Der kalten Jahreszeit entfliehen
Tipps für Fernreisen im Winter
Viele Deutsche zieht es im trüben Winter in die sonnige Ferne. Was muss beachtet werden, damit der Sommerurlaub im Winter nicht zur Belastungsprobe für den Körper wird?
Kaum hat uns der Herbst so richtig in den Klauen, sehnen sich viele Deutsche schon wieder nach Sonne satt und tropischen Temperaturen. Einer aktuellen Forsa-Umfrage der Techniker Krankenkasse zufolge versucht jeder Achte, den Wintermonaten aus dem Weg zu gehen. Urlaub im Süden bei knuspriger Wärme, während in der Heimat jeder friert- so lautet der Plan. In der Realität aber hat der Körper ein Wörtchen mitzureden. Temperaturunterschiede, ungewohnte Speisen und der Jetlag setzen ihm tüchtig zu. Damit die Fernreise die erhoffte Entspannung und Erholung vom feuchtkalten Alltag bringt, sollten einige Dinge beachtet werden.

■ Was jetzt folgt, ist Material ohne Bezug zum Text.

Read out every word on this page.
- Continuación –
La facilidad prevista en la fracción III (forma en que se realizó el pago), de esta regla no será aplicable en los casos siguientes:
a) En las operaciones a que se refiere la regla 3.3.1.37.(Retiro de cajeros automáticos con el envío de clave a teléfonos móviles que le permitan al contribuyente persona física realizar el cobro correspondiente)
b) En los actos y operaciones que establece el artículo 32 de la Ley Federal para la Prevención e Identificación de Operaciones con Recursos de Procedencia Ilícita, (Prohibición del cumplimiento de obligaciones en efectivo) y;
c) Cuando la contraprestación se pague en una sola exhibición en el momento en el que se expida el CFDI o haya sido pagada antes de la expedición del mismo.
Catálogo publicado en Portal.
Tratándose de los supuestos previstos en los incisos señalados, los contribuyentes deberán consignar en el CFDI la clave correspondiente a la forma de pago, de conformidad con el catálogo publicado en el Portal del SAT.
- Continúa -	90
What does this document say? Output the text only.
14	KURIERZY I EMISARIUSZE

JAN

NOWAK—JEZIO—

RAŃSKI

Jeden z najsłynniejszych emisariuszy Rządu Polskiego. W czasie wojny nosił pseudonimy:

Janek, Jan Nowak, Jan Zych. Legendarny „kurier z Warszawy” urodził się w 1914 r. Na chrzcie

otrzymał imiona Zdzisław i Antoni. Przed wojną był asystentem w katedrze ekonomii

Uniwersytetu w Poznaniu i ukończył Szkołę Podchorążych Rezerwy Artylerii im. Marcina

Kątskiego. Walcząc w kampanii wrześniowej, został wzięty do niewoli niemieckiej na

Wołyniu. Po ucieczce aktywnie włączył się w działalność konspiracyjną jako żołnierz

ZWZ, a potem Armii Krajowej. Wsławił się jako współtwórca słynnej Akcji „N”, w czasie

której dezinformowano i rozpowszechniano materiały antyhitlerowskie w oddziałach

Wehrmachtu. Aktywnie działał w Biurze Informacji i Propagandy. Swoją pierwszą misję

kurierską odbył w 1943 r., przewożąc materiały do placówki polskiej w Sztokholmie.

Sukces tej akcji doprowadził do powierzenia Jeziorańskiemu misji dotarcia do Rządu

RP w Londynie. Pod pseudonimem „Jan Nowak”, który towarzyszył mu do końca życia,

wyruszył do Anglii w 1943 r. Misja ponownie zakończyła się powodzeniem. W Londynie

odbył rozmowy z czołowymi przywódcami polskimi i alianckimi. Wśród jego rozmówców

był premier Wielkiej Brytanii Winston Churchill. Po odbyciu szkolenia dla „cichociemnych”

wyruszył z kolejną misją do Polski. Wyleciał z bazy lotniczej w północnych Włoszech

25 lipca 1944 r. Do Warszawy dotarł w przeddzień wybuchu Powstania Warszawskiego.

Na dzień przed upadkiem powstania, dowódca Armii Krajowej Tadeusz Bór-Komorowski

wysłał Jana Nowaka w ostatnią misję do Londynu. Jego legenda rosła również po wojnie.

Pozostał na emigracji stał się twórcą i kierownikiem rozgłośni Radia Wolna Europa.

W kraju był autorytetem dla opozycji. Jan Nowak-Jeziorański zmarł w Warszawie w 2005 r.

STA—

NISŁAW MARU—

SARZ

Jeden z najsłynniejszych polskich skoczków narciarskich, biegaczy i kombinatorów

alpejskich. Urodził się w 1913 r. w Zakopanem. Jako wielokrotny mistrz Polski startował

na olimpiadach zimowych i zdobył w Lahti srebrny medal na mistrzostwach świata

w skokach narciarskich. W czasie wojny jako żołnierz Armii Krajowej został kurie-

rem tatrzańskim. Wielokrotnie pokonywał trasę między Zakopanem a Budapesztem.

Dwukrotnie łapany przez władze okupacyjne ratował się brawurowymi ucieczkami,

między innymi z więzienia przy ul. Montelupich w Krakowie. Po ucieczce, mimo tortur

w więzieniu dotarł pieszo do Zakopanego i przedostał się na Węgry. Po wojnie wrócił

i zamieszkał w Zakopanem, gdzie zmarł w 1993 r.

Was in die Reiseapotheke gehört
Vor Reiseantritt heißt es, sich gegen die wichtigsten Beschwerden zu rüsten. Die Reiseapotheke sollte auf das Urlaubsziel abgestimmt sein. So braucht ein Strandurlauber eine andere Ausrüstung als ein Dschungel-Abenteurer. Auch Vorerkrankungen sind unbedingt zu berücksichtigen. Bei der Zusammenstellung der Reiseapotheke also am besten den Rat eines Apothekers oder Arztes einholen. Zur absoluten Grundausstattung auf Reisen gehören Sonnencreme, Mittel zur Insektenabwehr, Schmerz-, Durchfall- und Fiebermedikamente, Mittel gegen Husten, Schnupfen, Erbrechen und Verstopfung, Desinfektionsmittel, Heft- und Wundpflaster, Mullbinden, Brand- und Wundgel und eine Pinzette.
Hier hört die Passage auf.